TRACE: Transparent Web Reliability Assessment with Contextual Explanations
Joydeep Chandra, Aleksandr Algazinov, Satyam Kumar Navneet, Rim El Filali, Matt Laing, Andrew Hanna, Yong Zhang
TL;DR
TRACE tackles the need for nuanced credibility assessment by replacing binary fact-checks with a continuous reliability score in the range $[0.1, 1.0]$ and providing contextual explanations. It introduces TrueGL-1B, a 1B-parameter model fine-tuned on a novel dataset of over $140{,}000$ articles annotated with $35$ distinct scores via a Human-LLM co-creation and data-poisoning pipeline, enabling fine-grained reliability regression. The approach demonstrates strong regression performance (e.g., $R^2 \approx 0.78$, MAE around $0.12$ on held-out data) and coherent justification generation, outperforming un-finetuned baselines and traditional rule-based methods, with zero-shot generalization to external benchmarks. By coupling score precision with structured explanations, TRACE aims to empower users with interpretable, actionable assessments that can be deployed in web search and browsing tools, advancing transparent AI-assisted information consumption.
Abstract
In an era of AI-generated misinformation flooding the web, existing tools struggle to empower users with nuanced, transparent assessments of content credibility.
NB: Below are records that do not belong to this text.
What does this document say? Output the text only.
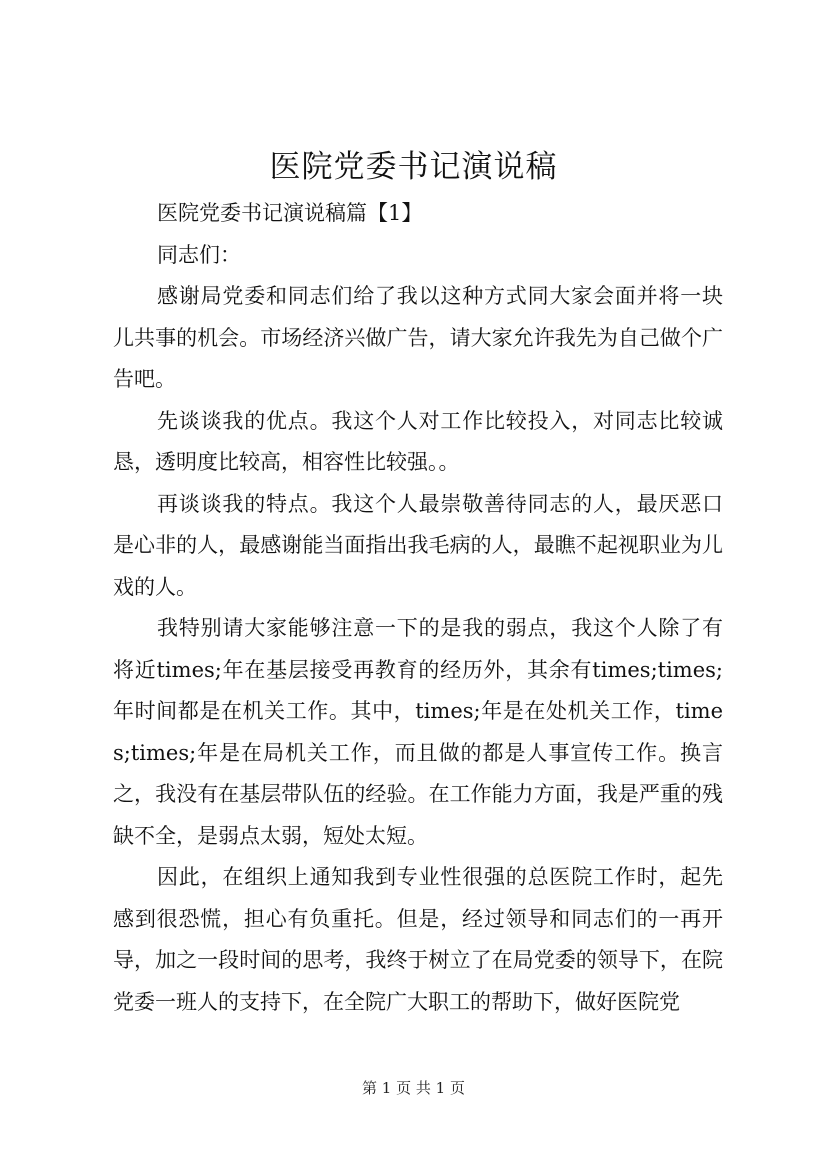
医院党委书记演说稿

医院党委书记演说稿篇【1】

同志们：

感谢局党委和同志们给了我以这种方式同大家会面并将一块儿共事的机会。市场经济兴做广告，请大家允许我先为自己做个广告吧。

先谈谈我的优点。我这个人对工作比较投入，对同志比较诚恳，透明度比较高，相容性比较强。。

再谈谈我的特点。我这个人最崇敬善待同志的人，最厌恶口是心非的人，最感谢能当面指出我毛病的人，最瞧不起视职业为儿戏的人。

我特别请大家能够注意一下的是我的弱点，我这个人除了有将近times;年在基层接受再教育的经历外，其余有times;times;年时间都是在机关工作。其中，times;年是在处机关工作，times;times;年是在局机关工作，而且做的都是人事宣传工作。换言之，我没有在基层带队伍的经验。在工作能力方面，我是严重的残缺不全，是弱点太弱，短处太短。

因此，在组织上通知我到专业性很强的总医院工作时，起先感到很恐慌，担心有负重托。但是，经过领导和同志们的一再开导，加之一段时间的思考，我终于树立了在局党委的领导下，在院党委一班人的支持下，在全院广大职工的帮助下，做好医院党

第 1 页 共 1 页
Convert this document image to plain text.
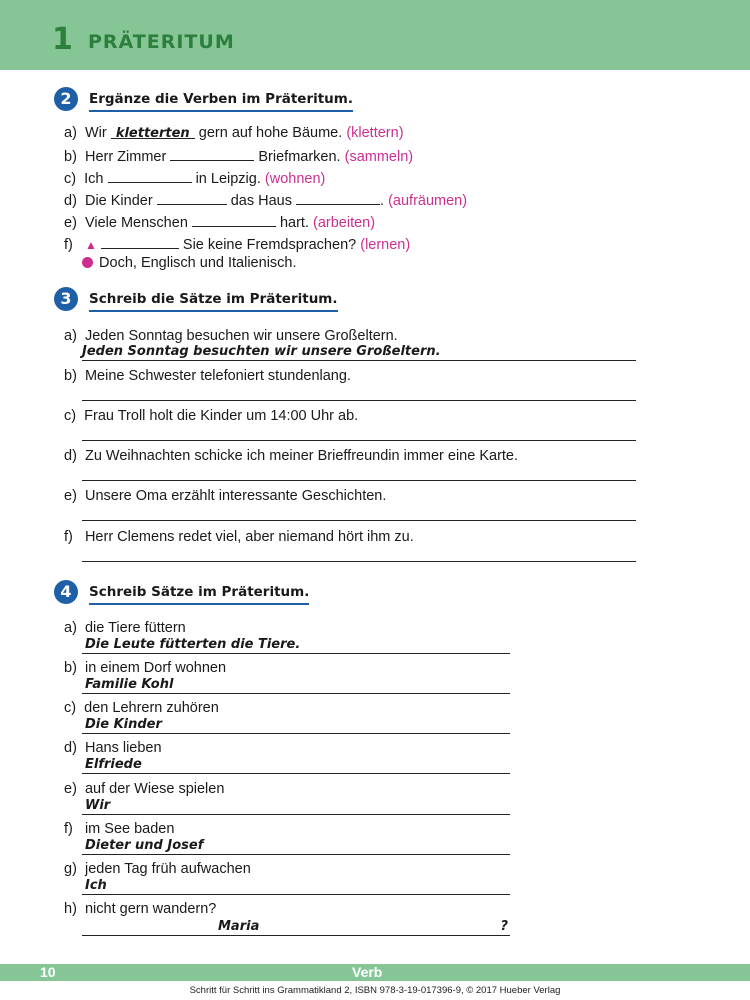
1 PRÄTERITUM
2	Ergänze die Verben im Präteritum.
a) Wir kletterten gern auf hohe Bäume. (klettern)
b) Herr Zimmer	Briefmarken. (sammeln)
c) Ich	in Leipzig. (wohnen)
d) Die Kinder	das Haus	. (aufräumen)
e) Viele Menschen	hart. (arbeiten)
f) ▲	Sie keine Fremdsprachen? (lernen)
Doch, Englisch und Italienisch.
3	Schreib die Sätze im Präteritum.
a) Jeden Sonntag besuchen wir unsere Großeltern.
Jeden Sonntag besuchten wir unsere Großeltern.
b) Meine Schwester telefoniert stundenlang.
c) Frau Troll holt die Kinder um 14:00 Uhr ab.
d) Zu Weihnachten schicke ich meiner Brieffreundin immer eine Karte.
e) Unsere Oma erzählt interessante Geschichten.
f) Herr Clemens redet viel, aber niemand hört ihm zu.
4	Schreib Sätze im Präteritum.
a) die Tiere füttern
Die Leute fütterten die Tiere.
b) in einem Dorf wohnen
Familie Kohl
c) den Lehrern zuhören
Die Kinder
d) Hans lieben
Elfriede
e) auf der Wiese spielen
Wir
f) im See baden
Dieter und Josef
g) jeden Tag früh aufwachen
Ich
h) nicht gern wandern?
Maria	?
10	Verb
Schritt für Schritt ins Grammatikland 2, ISBN 978-3-19-017396-9, © 2017 Hueber Verlag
They often default to binary (true/false) classifications without contextual justifications, leaving users vulnerable to disinformation. We address this gap by introducing TRACE: Transparent Reliability Assessment with Contextual Explanations, a unified framework that performs two key tasks: (1) it assigns a fine-grained, continuous reliability score (from 0.1 to 1.0) to web content, and (2) it generates a contextual explanation for its assessment. The core of TRACE is the TrueGL-1B model, fine-tuned on a novel, large-scale dataset of over 140,000 articles. This dataset's primary contribution is its annotation with 35 distinct continuous reliability scores, created using a Human-LLM co-creation and data poisoning paradigm. This method overcomes the limitations of binary-labeled datasets by populating the mid-ranges of reliability. In our evaluation, TrueGL-1B consistently outperforms other small-scale LLM baselines and rule-based approaches on key regression metrics, including MAE, RMSE, and R2. The model's high accuracy and interpretable justifications make trustworthy information more accessible. To foster future research, our code and model are made publicly available here: github.com/zade90/TrueGL.